What Else But Socks?
I've finished off a few socks that I haven't shown off properly yet. Some of these were actually knit in the spring, but socks do make good summer knitting. They don't demand too much attention, and are small enough not to block too much sun when I'm outside basking in the warmth. And of course, in the torpid summer weather we get around here, they're a lot more appealing than a big woolly lapful of sweater-in-progress!
First up were my good-humored-brother's Christmas socks. (As I recall, I joked that I expected to be finished with my Christmas knitting by about the 4th of July. Some joke, it turns out!) These socks are my own design; I call them Sidecar Socks. They're knit with Trekking XXL on US size 1 needles. My brother seemed to want something pretty plain, so I kept them as simple as I could stand. Even so, I couldn't resist giving them a little ribbing down the front and clocks to their sides. They're with their owner now, and I hope they fit. But in the hot weather, I didn't have the heart to demand that he try on his new woollen socks.

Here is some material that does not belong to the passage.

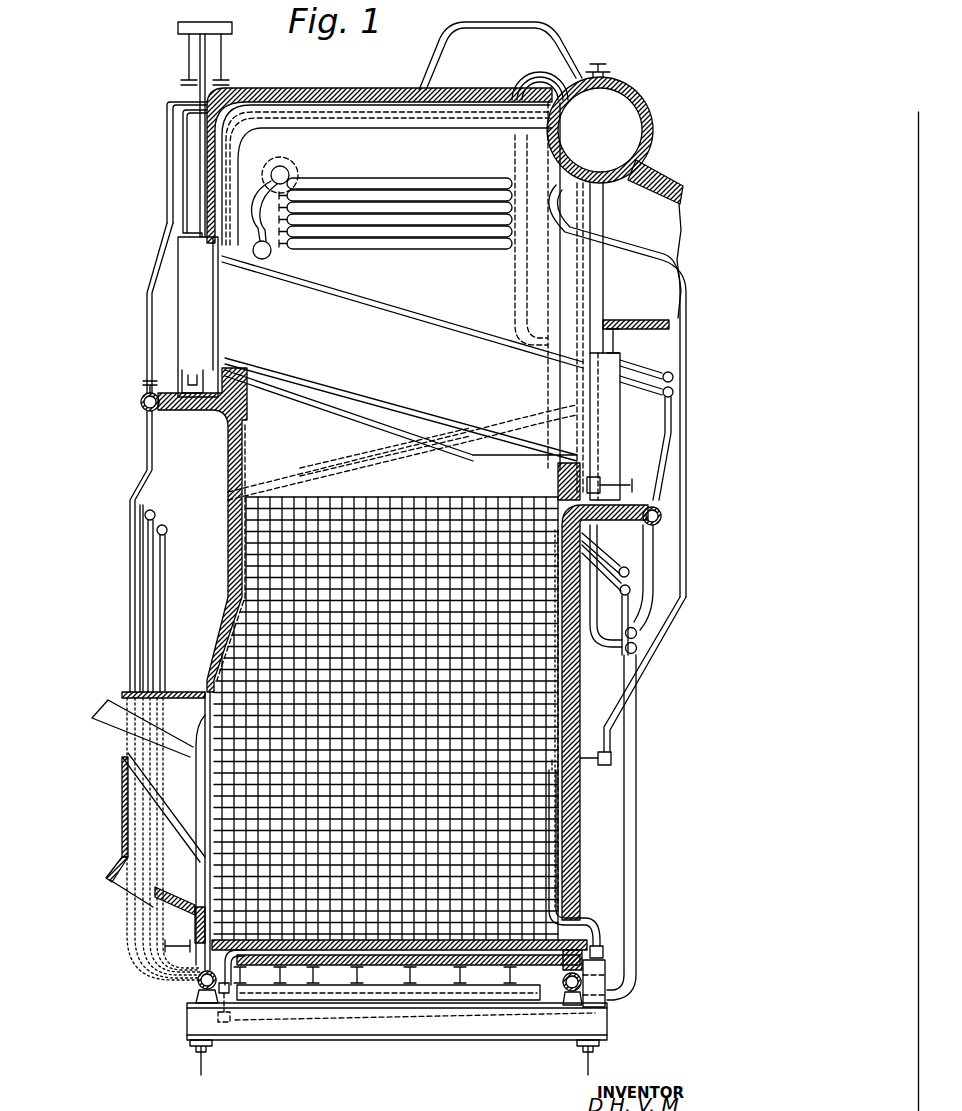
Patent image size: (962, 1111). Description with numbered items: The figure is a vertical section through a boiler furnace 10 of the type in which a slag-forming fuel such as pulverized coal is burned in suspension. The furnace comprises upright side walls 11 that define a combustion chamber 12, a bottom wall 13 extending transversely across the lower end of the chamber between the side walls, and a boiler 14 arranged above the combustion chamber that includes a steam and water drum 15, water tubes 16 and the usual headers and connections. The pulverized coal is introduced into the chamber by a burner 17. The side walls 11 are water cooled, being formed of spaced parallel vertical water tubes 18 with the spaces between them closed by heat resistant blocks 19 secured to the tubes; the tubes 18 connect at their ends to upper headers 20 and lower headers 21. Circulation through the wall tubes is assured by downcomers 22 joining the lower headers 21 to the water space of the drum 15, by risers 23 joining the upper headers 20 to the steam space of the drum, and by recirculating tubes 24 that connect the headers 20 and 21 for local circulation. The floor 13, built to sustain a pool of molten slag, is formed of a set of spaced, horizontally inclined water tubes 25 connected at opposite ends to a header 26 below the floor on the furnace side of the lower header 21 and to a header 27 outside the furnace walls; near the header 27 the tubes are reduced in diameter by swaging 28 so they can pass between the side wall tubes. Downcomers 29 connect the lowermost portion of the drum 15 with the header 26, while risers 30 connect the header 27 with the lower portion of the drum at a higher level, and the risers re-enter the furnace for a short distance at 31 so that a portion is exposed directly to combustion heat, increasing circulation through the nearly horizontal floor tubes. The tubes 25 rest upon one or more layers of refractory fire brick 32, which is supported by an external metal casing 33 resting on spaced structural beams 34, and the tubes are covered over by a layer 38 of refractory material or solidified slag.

The bad news about knitting large men's socks is that they take more than the standard 100 grams of yarn and I end up scrambling for more. Some yarn-shopping day, maybe I'll remember that large men's socks are best knit with yarn that comes in 50-gram skeins so I don't need to buy so much extra.
The good news is that I tend to end up with plenty of leftovers. Which means... more socks for me!
This is another pair of my own design. I call these my Blackthorn Socks. It's the same Trekking XXL yarn, of course, and US size 1 needles again. I really like the color variation in this yarn. It's brown, but there's a world of purples and greens and golds in there if you look closely. I entertained myself with a little more decoration and a few slightly tricky features on these.
And bringing up the rear are these. This is the Dublin Bay pattern, knit in Socks That Rock lightweight in the Scottish Highlands colorway. Clearly I have some sort of pan-Celtic thing going on here. I enjoyed the colors, and thought of gorse and bracken, heather and brooding mountains as I knit. The high-contrast striping was entertaining and created a particularly nice effect in the eye-of-partridge heel that the pattern called for.
Of course, with a high-contrast striping yarn and a standard gusset-heel sock design, there are hazards. When you turn the heel and pick up the gusset stitches, you change the number of stitches in each round. And as you gradually decrease back to the original stitch count, the color repeats that create the stripes are drifting around, until almost inevitably -- eek, a splotch!
Well, phooey. Why get excited about it? Just bring on some more iced tea and summer reading, and we'll all be fine.